Current ext4_getblk() might sleep if some resources are not valid or
could be race with a concurrent extents modifing procedure. So we
cannot call ext4_getblk() and ext4_map_blocks() to get map blocks in
the atomic context in some fast path (e.g. the upcoming procedure of
getting symlink external block in the RCU context), even if the map
extents have already been check and cached.

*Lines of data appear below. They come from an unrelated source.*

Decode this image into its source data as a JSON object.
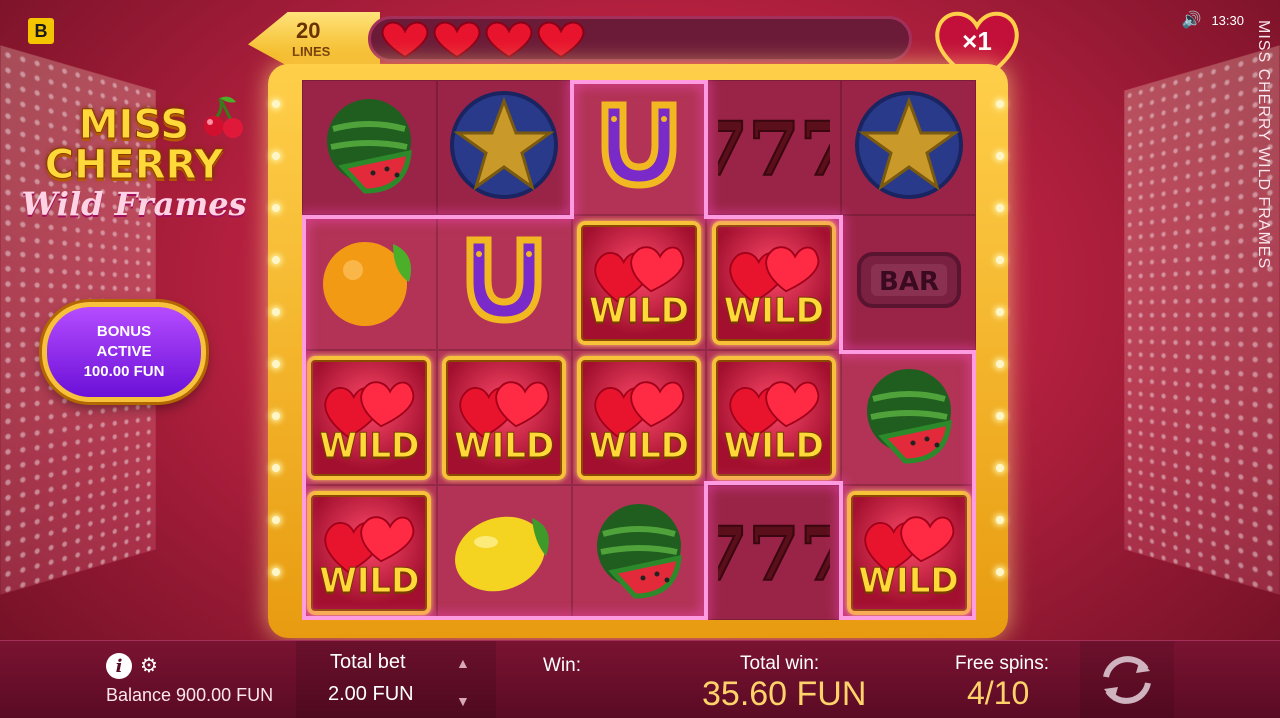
{
  "brand": {
    "letter": "B"
  },
  "status": {
    "time": "13:30",
    "speaker_icon": "speaker-icon"
  },
  "side_title": "MISS CHERRY WILD FRAMES",
  "logo": {
    "line1": "MISS",
    "line2": "CHERRY",
    "line3": "Wild Frames"
  },
  "bonus": {
    "line1": "BONUS",
    "line2": "ACTIVE",
    "line3": "100.00 FUN"
  },
  "lines": {
    "number": "20",
    "label": "LINES"
  },
  "heart_meter": {
    "filled": 4,
    "total": 10
  },
  "multiplier": "×1",
  "reels": [
    [
      "watermelon",
      "star",
      "horseshoe",
      "seven",
      "star"
    ],
    [
      "orange",
      "horseshoe",
      "wild",
      "wild",
      "bar"
    ],
    [
      "wild",
      "wild",
      "wild",
      "wild",
      "watermelon"
    ],
    [
      "wild",
      "lemon",
      "watermelon",
      "seven",
      "wild"
    ]
  ],
  "wild_label": "WILD",
  "bar_label": "BAR",
  "bottom": {
    "balance": "Balance 900.00 FUN",
    "total_bet_label": "Total bet",
    "total_bet_value": "2.00 FUN",
    "win_label": "Win:",
    "total_win_label": "Total win:",
    "total_win_value": "35.60 FUN",
    "free_spins_label": "Free spins:",
    "free_spins_value": "4/10"
  },
  "colors": {
    "accent_gold": "#f7c23a",
    "background_pink": "#b3203f",
    "win_highlight": "#ffd36a"
  }
}
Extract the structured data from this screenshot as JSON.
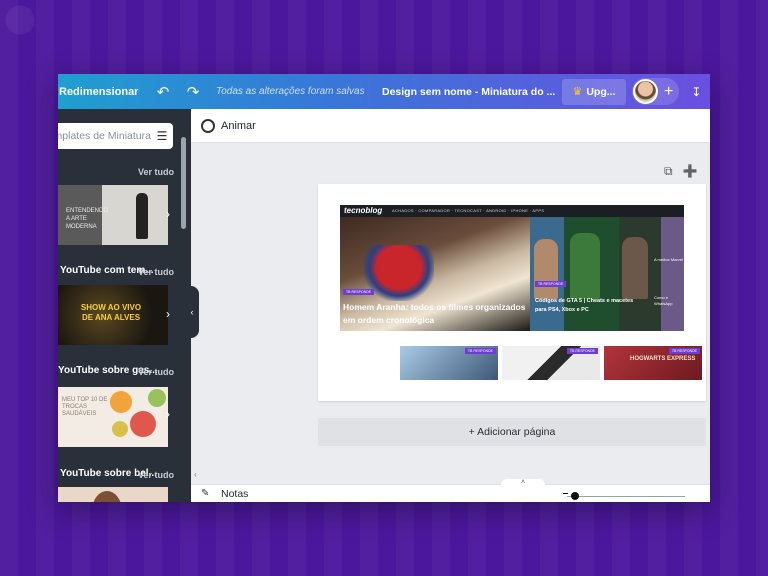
{
  "colors": {
    "background": "#4b179c",
    "topbar_start": "#1f9fcf",
    "topbar_end": "#6b4fe0",
    "sidebar": "#293039",
    "accent": "#6f3dd1",
    "crown": "#ffc42e"
  },
  "topbar": {
    "resize_label": "Redimensionar",
    "undo_icon": "undo-icon",
    "redo_icon": "redo-icon",
    "saved_status": "Todas as alterações foram salvas",
    "document_title": "Design sem nome - Miniatura do ...",
    "upgrade_label": "Upg...",
    "add_collaborator_icon": "plus-icon"
  },
  "sidebar": {
    "search_placeholder": "Pesquisar templates de Miniatura",
    "sections": [
      {
        "title": "",
        "see_all": "Ver tudo",
        "thumb_text": "ENTENDENDO A ARTE MODERNA"
      },
      {
        "title": "Miniatura do YouTube com tem...",
        "see_all": "Ver tudo",
        "thumb_text": "SHOW AO VIVO DE ANA ALVES"
      },
      {
        "title": "Miniatura do YouTube sobre gas...",
        "see_all": "Ver tudo",
        "thumb_text": "MEU TOP 10 DE TROCAS SAUDÁVEIS"
      },
      {
        "title": "Miniatura do YouTube sobre bel...",
        "see_all": "Ver tudo",
        "thumb_text": ""
      }
    ]
  },
  "toolbar": {
    "animate_label": "Animar"
  },
  "canvas": {
    "site_logo": "tecnoblog",
    "site_nav": "ACHADOS  ·  COMPARADOR  ·  TECNOCAST  ·  ANDROID  ·  IPHONE  ·  APPS",
    "hero_tag": "TB RESPONDE",
    "hero_title": "Homem Aranha: todos os filmes organizados em ordem cronológica",
    "gta_tag": "TB RESPONDE",
    "gta_title": "Códigos de GTA 5 | Cheats e macetes para PS4, Xbox e PC",
    "side_title_1": "A melhor Marvel",
    "side_title_2": "Como e WhatsApp",
    "small_tag": "TB RESPONDE",
    "small_word": "HOGWARTS EXPRESS",
    "add_page_label": "+ Adicionar página"
  },
  "bottom": {
    "notes_label": "Notas"
  }
}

Signed-off-by: Zhang Yi <[email protected]>
---
fs/ext4/ext4.h | 2 ++
fs/ext4/inode.c | 14 ++++++++++++++
2 files changed, 16 insertions(+)

diff --git a/fs/ext4/ext4.h b/fs/ext4/ext4.h
index a743b1e3b89e..797bc572d6fb 100644
--- a/fs/ext4/ext4.h
+++ b/fs/ext4/ext4.h
@@ -673,6 +673,8 @@ enum {
/* Caller will submit data before dropping transaction handle. This
* allows jbd2 to avoid submitting data before commit. */
#define EXT4_GET_BLOCKS_IO_SUBMIT 0x0400
+ /* Caller is in the atomic contex, find extent if it has been cached */
+#define EXT4_GET_BLOCKS_CACHED_NOWAIT 0x0800

/*
* The bit position of these flags must not overlap with any of the
diff --git a/fs/ext4/inode.c b/fs/ext4/inode.c
index 847de9140eee..ea162caace29 100644
--- a/fs/ext4/inode.c
+++ b/fs/ext4/inode.c
@@ -545,12 +545,21 @@ int ext4_map_blocks(handle_t *handle, struct inode *inode,
} else {
BUG();
}
+
+ if (flags & EXT4_GET_BLOCKS_CACHED_NOWAIT)
+ return retval;
#ifdef ES_AGGRESSIVE_TEST
ext4_map_blocks_es_recheck(handle, inode, map,
&orig_map, flags);
#endif
goto found;
}
+ /*
+ * In the query cache no-wait mode, nothing we can do more if we
+ * cannot find extent in the cache.
+ */
+ if (flags & EXT4_GET_BLOCKS_CACHED_NOWAIT)
+ return 0;

/*
* Try to see if we can get the block without requesting a new
@@ -837,10 +846,12 @@ struct buffer_head *ext4_getblk(handle_t *handle, struct inode *inode,
struct ext4_map_blocks map;
struct buffer_head *bh;
int create = map_flags & EXT4_GET_BLOCKS_CREATE;
+ bool nowait = map_flags & EXT4_GET_BLOCKS_CACHED_NOWAIT;
int err;

ASSERT((EXT4_SB(inode->i_sb)->s_mount_state & EXT4_FC_REPLAY)
|| handle != NULL || create == 0);
+ ASSERT(create == 0 || !nowait);

map.m_lblk = block;
map.m_len = 1;
@@ -851,6 +862,9 @@ struct buffer_head *ext4_getblk(handle_t *handle, struct inode *inode,
if (err < 0)
return ERR_PTR(err);

+ if (nowait)
+ return sb_find_get_block(inode->i_sb, map.m_pblk);
+
bh = sb_getblk(inode->i_sb, map.m_pblk);
if (unlikely(!bh))
return ERR_PTR(-ENOMEM);
--
2.31.1